Antiviral therapy and hospital admission are rarely needed. In fact, acyclovir in the healthy child is only recommended when ophthalmic HZ or moderate-to-severe symptomatic rash occur; analgesics and appropriate skin care are more often required. In our series, a referral bias probably explains both the predominance of cranial nerve dermatome involvement and the high rates of hospital admission and acyclovir treatment. Despite the severity of the cases we report, a benign course and lack of sequelae ensued in all cases, reflecting the excellent prognosis of pediatric HZ.

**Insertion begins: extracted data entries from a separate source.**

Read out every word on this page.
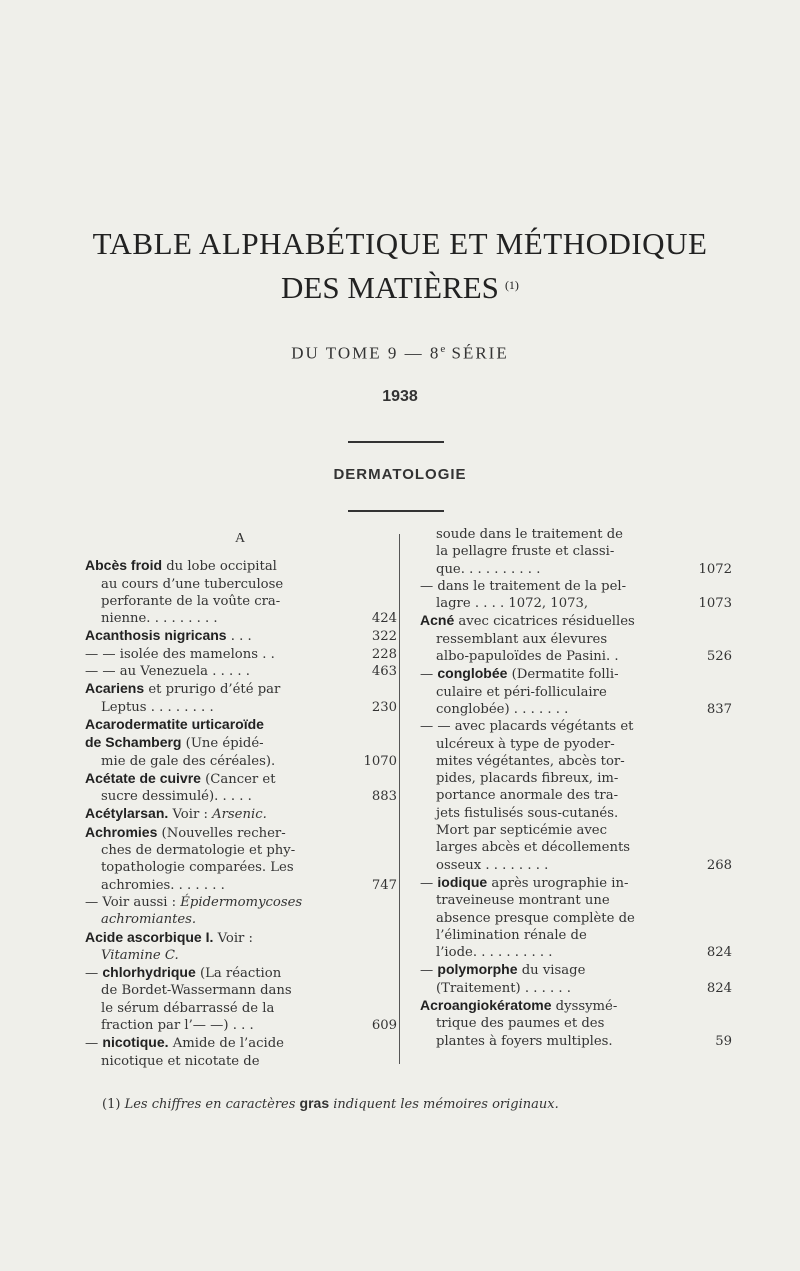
TABLE ALPHABÉTIQUE ET MÉTHODIQUE
DES MATIÈRES $^{(1)}$
DU TOME 9 — 8e SÉRIE
1938
DERMATOLOGIE
A
Abcès froid du lobe occipital
au cours d’une tuberculose
perforante de la voûte cra-
nienne. . . . . . . . .	424
Acanthosis nigricans . . .	322
— — isolée des mamelons . .	228
— — au Venezuela . . . . .	463
Acariens et prurigo d’été par
Leptus . . . . . . . .	230
Acarodermatite urticaroïde
de Schamberg (Une épidé-
mie de gale des céréales).	1070
Acétate de cuivre (Cancer et
sucre dessimulé). . . . .	883
Acétylarsan. Voir : Arsenic.
Achromies (Nouvelles recher-
ches de dermatologie et phy-
topathologie comparées. Les
achromies. . . . . . .	747
— Voir aussi : Épidermomycoses
achromiantes.
Acide ascorbique I. Voir :
Vitamine C.
— chlorhydrique (La réaction
de Bordet-Wassermann dans
le sérum débarrassé de la
fraction par l’— —) . . .	609
— nicotique. Amide de l’acide
nicotique et nicotate de
soude dans le traitement de
la pellagre fruste et classi-
que. . . . . . . . . .	1072
— dans le traitement de la pel-
lagre . . . . 1072, 1073,	1073
Acné avec cicatrices résiduelles
ressemblant aux élevures
albo-papuloïdes de Pasini. .	526
— conglobée (Dermatite folli-
culaire et péri-folliculaire
conglobée) . . . . . . .	837
— — avec placards végétants et
ulcéreux à type de pyoder-
mites végétantes, abcès tor-
pides, placards fibreux, im-
portance anormale des tra-
jets fistulisés sous-cutanés.
Mort par septicémie avec
larges abcès et décollements
osseux . . . . . . . .	268
— iodique après urographie in-
traveineuse montrant une
absence presque complète de
l’élimination rénale de
l’iode. . . . . . . . . .	824
— polymorphe du visage
(Traitement) . . . . . .	824
Acroangiokératome dyssymé-
trique des paumes et des
plantes à foyers multiples.	59
(1) Les chiffres en caractères gras indiquent les mémoires originaux.
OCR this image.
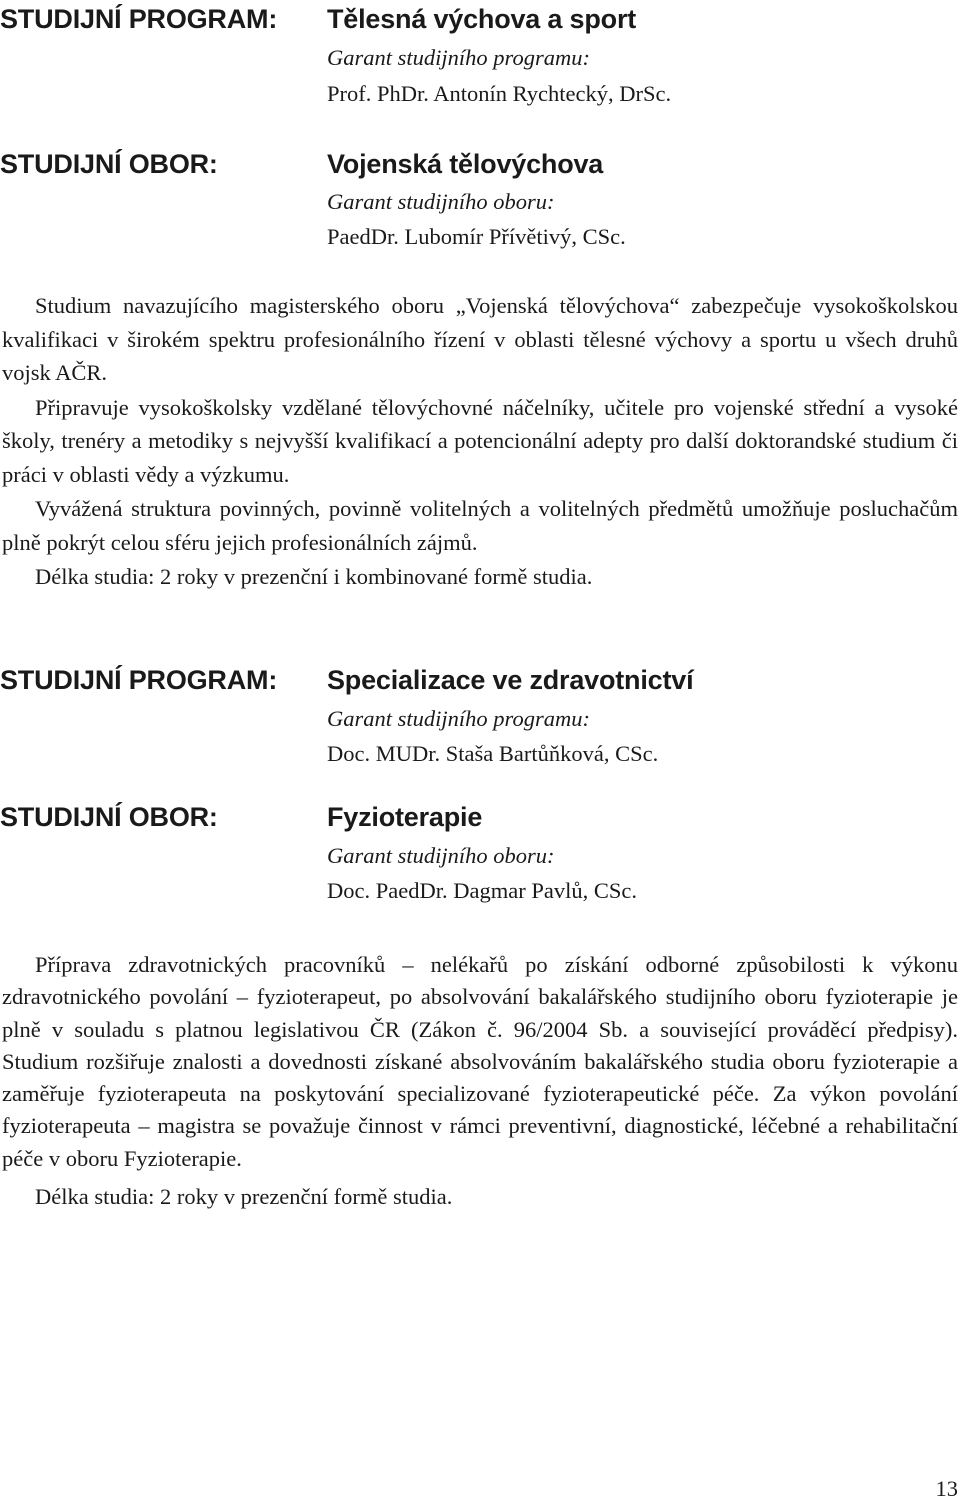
STUDIJNÍ PROGRAM: Tělesná výchova a sport
Garant studijního programu:
Prof. PhDr. Antonín Rychtecký, DrSc.
STUDIJNÍ OBOR:	Vojenská tělovýchova
Garant studijního oboru:
PaedDr. Lubomír Přívětivý, CSc.

Studium navazujícího magisterského oboru „Vojenská tělovýchova“ zabezpečuje vysokoškolskou kvalifikaci v širokém spektru profesionálního řízení v oblasti tělesné výchovy a sportu u všech druhů vojsk AČR.

Připravuje vysokoškolsky vzdělané tělovýchovné náčelníky, učitele pro vojenské střední a vysoké školy, trenéry a metodiky s nejvyšší kvalifikací a potencionální adepty pro další doktorandské studium či práci v oblasti vědy a výzkumu.

Vyvážená struktura povinných, povinně volitelných a volitelných předmětů umožňuje posluchačům plně pokrýt celou sféru jejich profesionálních zájmů.

Délka studia: 2 roky v prezenční i kombinované formě studia.

STUDIJNÍ PROGRAM: Specializace ve zdravotnictví
Garant studijního programu:
Doc. MUDr. Staša Bartůňková, CSc.
STUDIJNÍ OBOR:	Fyzioterapie
Garant studijního oboru:
Doc. PaedDr. Dagmar Pavlů, CSc.

Příprava zdravotnických pracovníků – nelékařů po získání odborné způsobilosti k výkonu zdravotnického povolání – fyzioterapeut, po absolvování bakalářského studijního oboru fyzioterapie je plně v souladu s platnou legislativou ČR (Zákon č. 96/2004 Sb. a související prováděcí předpisy). Studium rozšiřuje znalosti a dovednosti získané absolvováním bakalářského studia oboru fyzioterapie a zaměřuje fyzioterapeuta na poskytování specializované fyzioterapeutické péče. Za výkon povolání fyzioterapeuta – magistra se považuje činnost v rámci preventivní, diagnostické, léčebné a rehabilitační péče v oboru Fyzioterapie.

Délka studia: 2 roky v prezenční formě studia.

13
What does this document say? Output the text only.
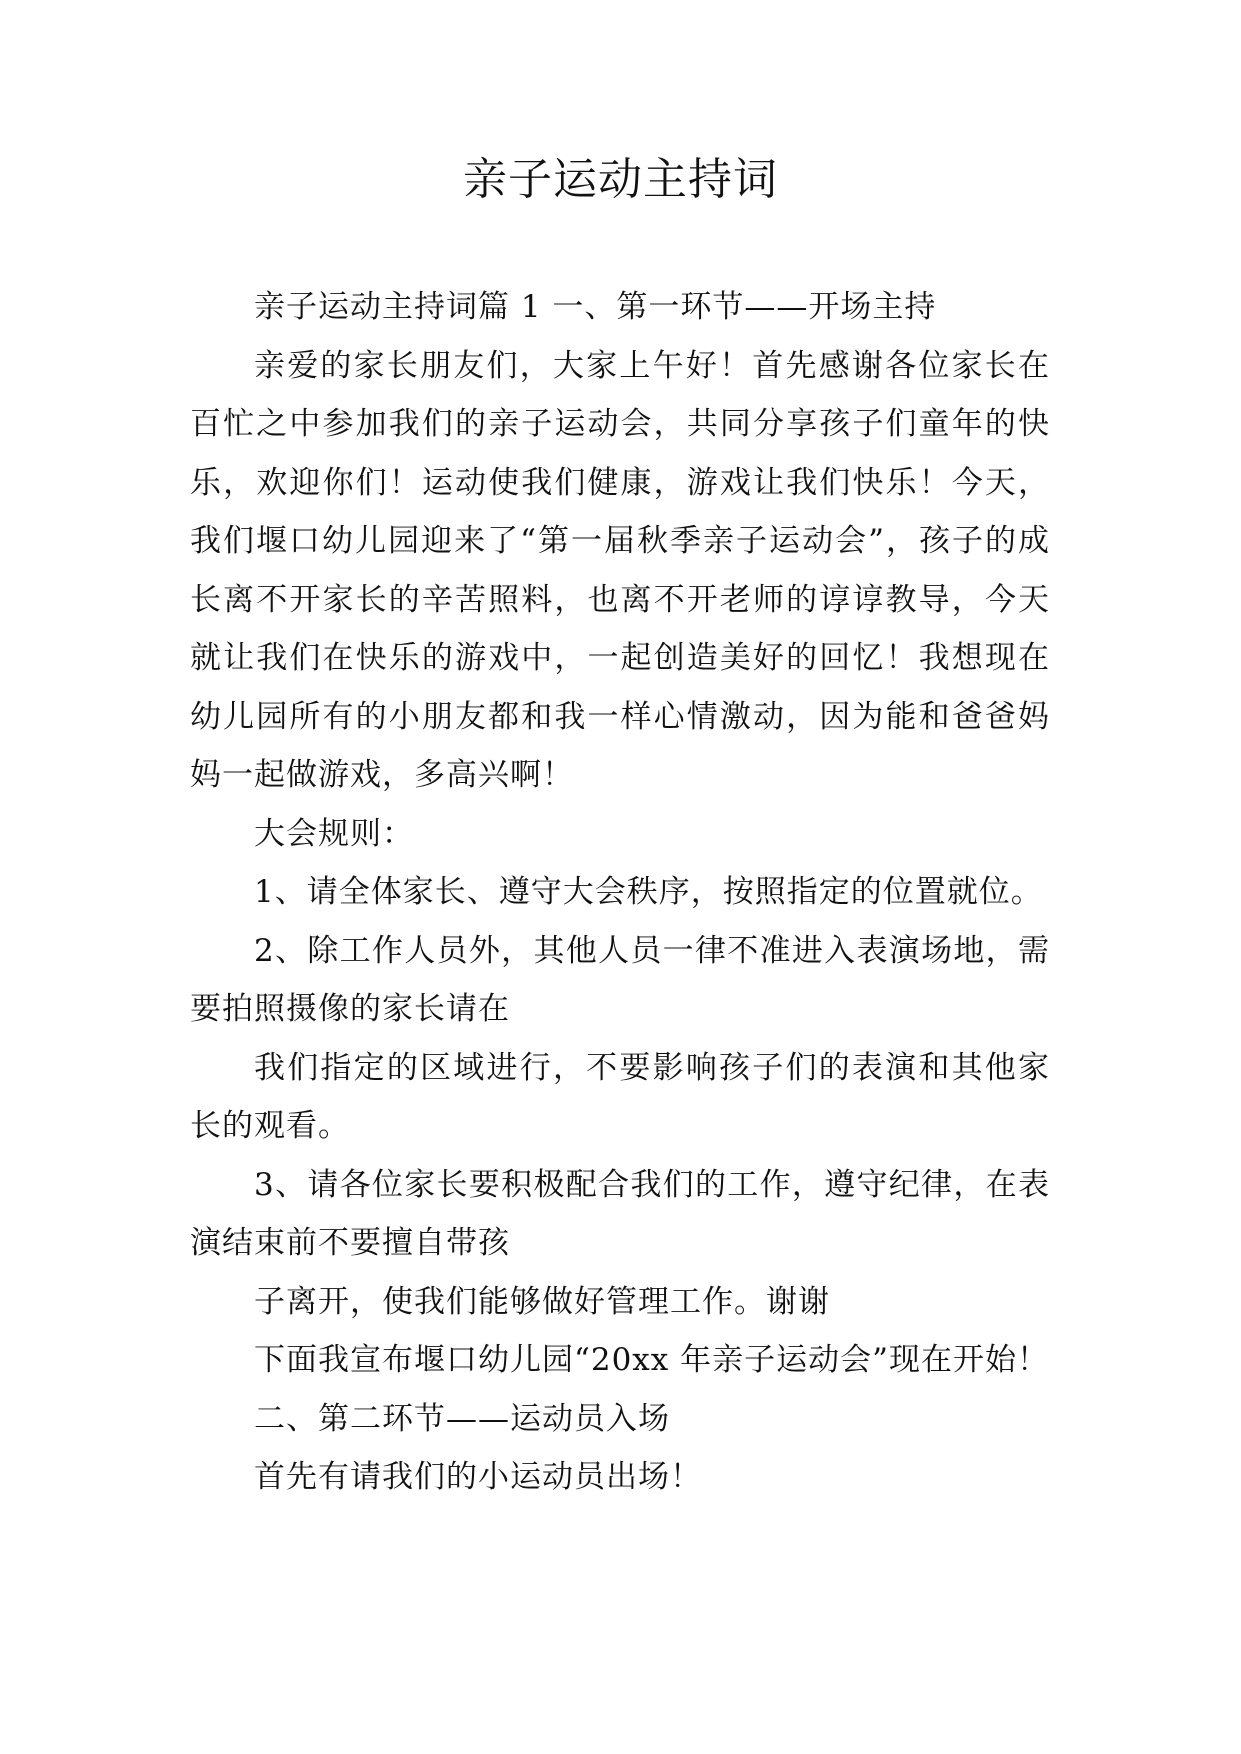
亲子运动主持词

亲子运动主持词篇 1 一、第一环节——开场主持

亲爱的家长朋友们，大家上午好！首先感谢各位家长在百忙之中参加我们的亲子运动会，共同分享孩子们童年的快乐，欢迎你们！运动使我们健康，游戏让我们快乐！今天，我们堰口幼儿园迎来了“第一届秋季亲子运动会”，孩子的成长离不开家长的辛苦照料，也离不开老师的谆谆教导，今天就让我们在快乐的游戏中，一起创造美好的回忆！我想现在幼儿园所有的小朋友都和我一样心情激动，因为能和爸爸妈妈一起做游戏，多高兴啊！

大会规则：

1、请全体家长、遵守大会秩序，按照指定的位置就位。

2、除工作人员外，其他人员一律不准进入表演场地，需要拍照摄像的家长请在

我们指定的区域进行，不要影响孩子们的表演和其他家长的观看。

3、请各位家长要积极配合我们的工作，遵守纪律，在表演结束前不要擅自带孩

子离开，使我们能够做好管理工作。谢谢

下面我宣布堰口幼儿园“20xx 年亲子运动会”现在开始！

二、第二环节——运动员入场

首先有请我们的小运动员出场！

Although HIV infection and pediatric malignancies are commonly associated with HZ, childhood HZ has not been found to be the harbinger of an underlying immunodeficiency or malignancy. Because of this, an immunologic work-up should not be routinely performed in previously healthy children affected with a first episode of HZ and would only be justified when recurrences occur.
Finally, several cases of mild and uncomplicated HZ caused by the Oka vaccine strain of VZV have been reported, 65% of them in children <5 years of age.
The incidence of HZ in children is higher after natural varicella infection than after varicella vaccination, in healthy and immunocompromised children. Currently, varicella immunization with the Oka attenuated VZV strain is not publicly funded in Catalonia, despite the recommendation by the Asociación Española de Pediatría. Universal vaccination programs will probably impact HZ epidemiology in the future, as has happened with varicella.